Mele, a 28-year-old center, is tied for the Roanoke Rail Yard Dawgs lead in points through four games. He’s also frequently tied up during the team’s down time — making phone calls, sending emails, posting listings and building clients as a licensed real estate agent in his home state of New York.

“He’s kind of the same way off the ice as he is on the ice,” Dawgs coach Sam Ftorek said. “He grinds. He works multiple jobs. He’s always on the go, always on the phone. There’s always an angle.”

Like every other player in that Roanoke locker room, Mele grew up harboring dreams of playing in the NHL. But the Bronx native saw another aspiration develop as he got older.

“I want to be on ‘Million Dollar Listing’ so bad,” he said, referring to the Los Angeles-based real estate show on Bravo.

Mele long has been fascinated by the idea of house flipping. Two years ago, while competing for the ECHL’s Brampton Beast in Ontario, he took advantage of a minor league hockey player’s most abundant resource: free time.

When practice ended in the early afternoon, Mele spent the rest of his days taking an online real estate course.

“I heard it’s actually easier going to a class than taking it online,” Mele said. “Because in a class, they cut to the chase of what you need to know and what you don’t need to know. But on the internet, I literally studied everything you would possibly need to know and probably stuff I’ll never have to use in my life.”

He acquired his license in August of 2016. With experienced cousins serving as his real estate broker and mortgage broker, he began listing homes. That continued last winter, when he was an assistant captain for the expansion Dawgs.

“I’m a beginner, so I do a lot of buyer clients,” Mele said. “It’s a lot of showings. I’ve sold a few houses, single-family homes, but I haven’t gotten that big yet. I’m actually trying to figure out how those people get to that level of listing $4 or $5 million homes. It’s just like any other business; it takes time, and you’ve got to build your resume and clientele.”

Mele’s hockey resume includes five seasons in the pro ranks, including a wealth of ECHL experience. Ftorek trusts him immensely. When Mele missed three months last season with a torn ligament in his wrist, Ftorek kept his center on the bench and allowed him to help with coaching decisions.
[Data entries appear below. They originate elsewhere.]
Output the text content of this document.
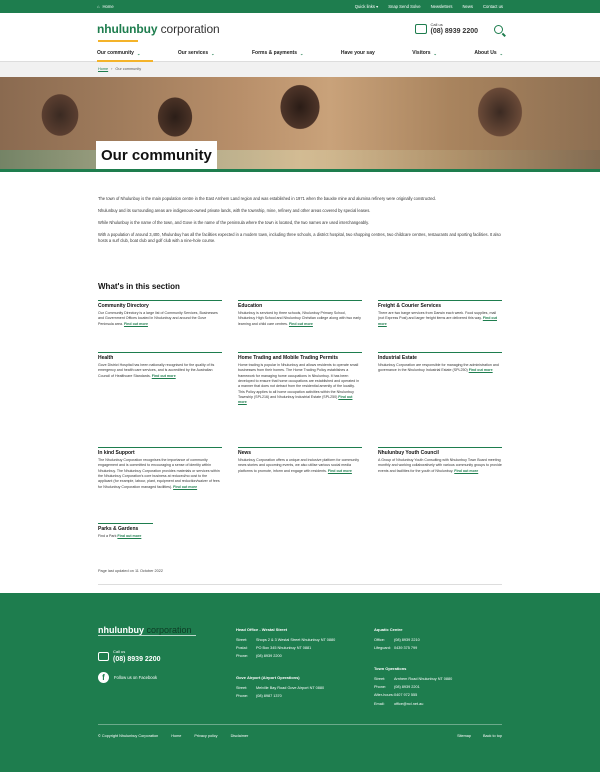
⌂ Home	Quick links ▾ Snap Send Solve Newsletters News Contact us
nhulunbuy corporation	Call us
(08) 8939 2200
Our community ⌄	Our services ⌄	Forms & payments ⌄	Have your say	Visitors ⌄	About Us ⌄
Home › Our community
Our community

The town of Nhulunbuy is the main population centre in the East Arnhem Land region and was established in 1971 when the bauxite mine and alumina refinery were originally constructed.

Nhulunbuy and its surrounding areas are indigenous-owned private lands, with the township, mine, refinery and other areas covered by special leases.

While Nhulunbuy is the name of the town, and Gove is the name of the peninsula where the town is located, the two names are used interchangeably.

With a population of around 3,400, Nhulunbuy has all the facilities expected in a modern town, including three schools, a district hospital, two shopping centres, two childcare centres, restaurants and sporting facilities. It also hosts a surf club, boat club and golf club with a nine-hole course.

What's in this section
Community Directory

Our Community Directory is a large list of Community Services, Businesses and Government Offices located in Nhulunbuy and around the Gove Peninsula area. Find out more

Education

Nhulunbuy is serviced by three schools, Nhulunbuy Primary School, Nhulunbuy High School and Nhulunbuy Christian college along with two early learning and child care centres. Find out more

Freight & Courier Services

There are two barge services from Darwin each week. Food supplies, mail (not Express Post) and larger freight items are delivered this way. Find out more

Health

Gove District Hospital has been nationally recognised for the quality of its emergency and health care services, and is accredited by the Australian Council of Healthcare Standards. Find out more

Home Trading and Mobile Trading Permits

Home trading is popular in Nhulunbuy and allows residents to operate small businesses from their homes. The Home Trading Policy establishes a framework for managing home occupations in Nhulunbuy. It has been developed to ensure that home occupations are established and operated in a manner that does not detract from the residential amenity of the locality. This Policy applies to all home occupation activities within the Nhulunbuy Township (SPL216) and Nhulunbuy Industrial Estate (SPL250) Find out more

Industrial Estate

Nhulunbuy Corporation are responsible for managing the administration and governance in the Nhulunbuy Industrial Estate (SPL250) Find out more

In kind Support

The Nhulunbuy Corporation recognises the importance of community engagement and is committed to encouraging a sense of identity within Nhulunbuy. The Nhulunbuy Corporation provides materials or services within the Nhulunbuy Corporation's core business at reduced/no cost to the applicant (for example, labour, plant, equipment and reduction/waiver of fees for Nhulunbuy Corporation managed facilities). Find out more

News

Nhulunbuy Corporation offers a unique and inclusive platform for community news stories and upcoming events, we also utilise various social media platforms to promote, inform and engage with residents. Find out more

Nhulunbuy Youth Council

A Group of Nhulunbuy Youth Consulting with Nhulunbuy Town Board meeting monthly and working collaboratively with various community groups to provide events and facilities for the youth of Nhulunbuy. Find out more

Parks & Gardens

Find a Park Find out more

Page last updated on 11 October 2022
nhulunbuy corporation
Call us
(08) 8939 2200
f	Follow us on Facebook
Head Office - Westal Street
Street:	Shops 2 & 3 Westal Street Nhulunbuy NT 0880
Postal:	PO Box 345 Nhulunbuy NT 0881
Phone:	(08) 8939 2200
Gove Airport (Airport Operations)
Street:	Melville Bay Road Gove Airport NT 0880
Phone:	(08) 8987 1370
Aquatic Centre
Office:	(08) 8939 2210
Lifeguard: 0439 375 799
Town Operations
Street:	Arnhem Road Nhulunbuy NT 0880
Phone:	(08) 8939 2201
After-hours: 0407 972 555
Email:	office@ncl.net.au
© Copyright Nhulunbuy Corporation	Home	Privacy policy	Disclaimer	Sitemap	Back to top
Ftorek encourages all his players to pursue interests outside of hockey — especially those that can help them financially.
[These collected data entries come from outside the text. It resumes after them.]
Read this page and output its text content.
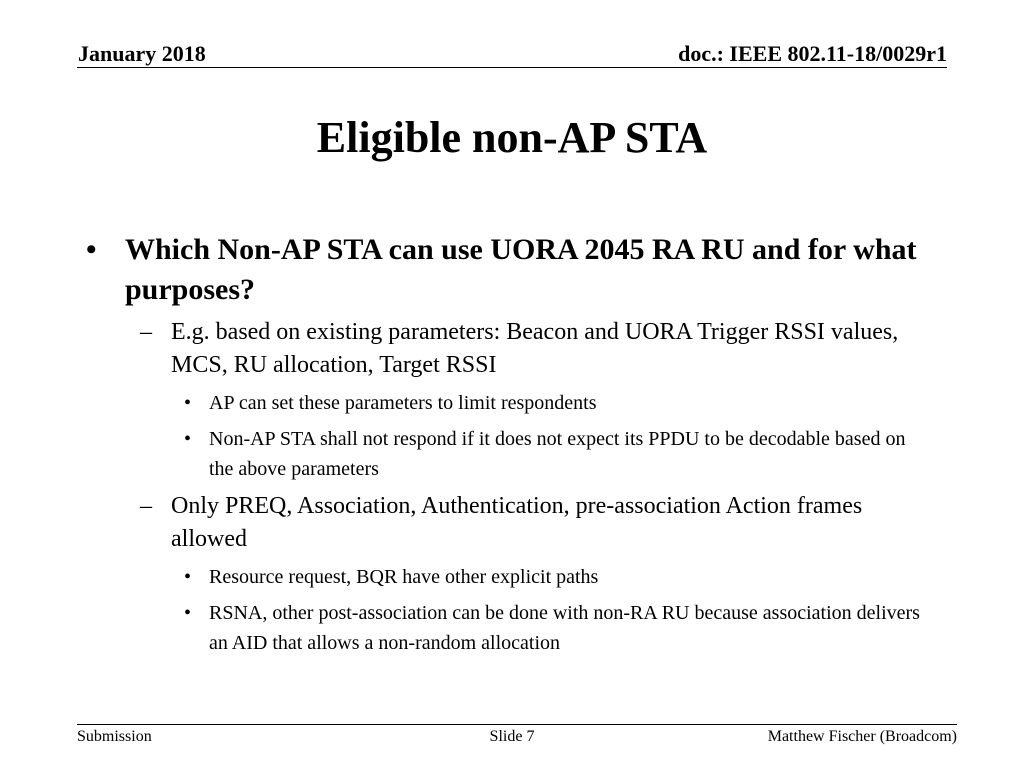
January 2018	doc.: IEEE 802.11-18/0029r1
Eligible non-AP STA
• Which Non-AP STA can use UORA 2045 RA RU and for what purposes?
– E.g. based on existing parameters: Beacon and UORA Trigger RSSI values, MCS, RU allocation, Target RSSI
• AP can set these parameters to limit respondents
• Non-AP STA shall not respond if it does not expect its PPDU to be decodable based on the above parameters
– Only PREQ, Association, Authentication, pre-association Action frames allowed
• Resource request, BQR have other explicit paths
• RSNA, other post-association can be done with non-RA RU because association delivers an AID that allows a non-random allocation
Submission	Slide 7	Matthew Fischer (Broadcom)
“At this level, you don’t make a killing,” Ftorek said. “This level allows you to take six months, we pay your bills, you don’t have a lot of money going out, but you don’t make a lot. So if you leave at the end of the season in the same financial state you were at the beginning of the season, it’s six months of suspended reality, really.

“He’s figured that out. That’s another reason he’s a pro; he realizes that there’s more to life than just the six months that we’re here.”
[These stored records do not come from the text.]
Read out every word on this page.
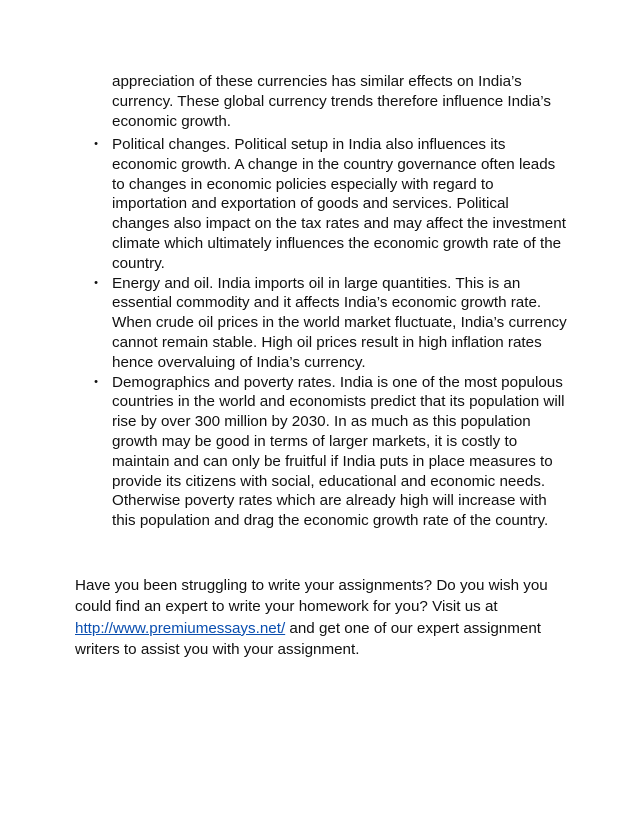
appreciation of these currencies has similar effects on India’s currency. These global currency trends therefore influence India’s economic growth.
• Political changes. Political setup in India also influences its economic growth. A change in the country governance often leads to changes in economic policies especially with regard to importation and exportation of goods and services. Political changes also impact on the tax rates and may affect the investment climate which ultimately influences the economic growth rate of the country.
• Energy and oil. India imports oil in large quantities. This is an essential commodity and it affects India’s economic growth rate. When crude oil prices in the world market fluctuate, India’s currency cannot remain stable. High oil prices result in high inflation rates hence overvaluing of India’s currency.
• Demographics and poverty rates. India is one of the most populous countries in the world and economists predict that its population will rise by over 300 million by 2030. In as much as this population growth may be good in terms of larger markets, it is costly to maintain and can only be fruitful if India puts in place measures to provide its citizens with social, educational and economic needs. Otherwise poverty rates which are already high will increase with this population and drag the economic growth rate of the country.

Have you been struggling to write your assignments? Do you wish you could find an expert to write your homework for you? Visit us at http://www.premiumessays.net/ and get one of our expert assignment writers to assist you with your assignment.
Hockey season is actually a less-demanding time for Mele than the summers, when he does heavy manual labor for his mother’s iron works company during the day and handles his real estate duties in the evenings and on weekends.

He credits the iron work — installing steel barriers on city curbs, repairing bridges — for helping him rebuild strength in his wrist and get off to a strong start this season. Two of his four assists so far came in Roanoke’s lone victory on Oct. 27 against Macon, when he also scored a goal.

Creating such on-ice moments remains his top priority for now, but he’s keeping his eye on other possibilities, as well.

“I’ve been around long enough to know that you see the guys who have a plan for after, and you see the guys who don’t,” Mele said. “And the ones that keep playing are the ones that don’t know exactly what they want to do after hockey. It’s sad to see, because everything comes to an end eventually.

“Hopefully, my career doesn’t end any time soon, but it’s good to know that I have something else I’m interested in. I try to help the younger guys figure that out, too. It’s good to broaden your horizons a bit, because you’ve got plenty of time in the day to see what interests you.”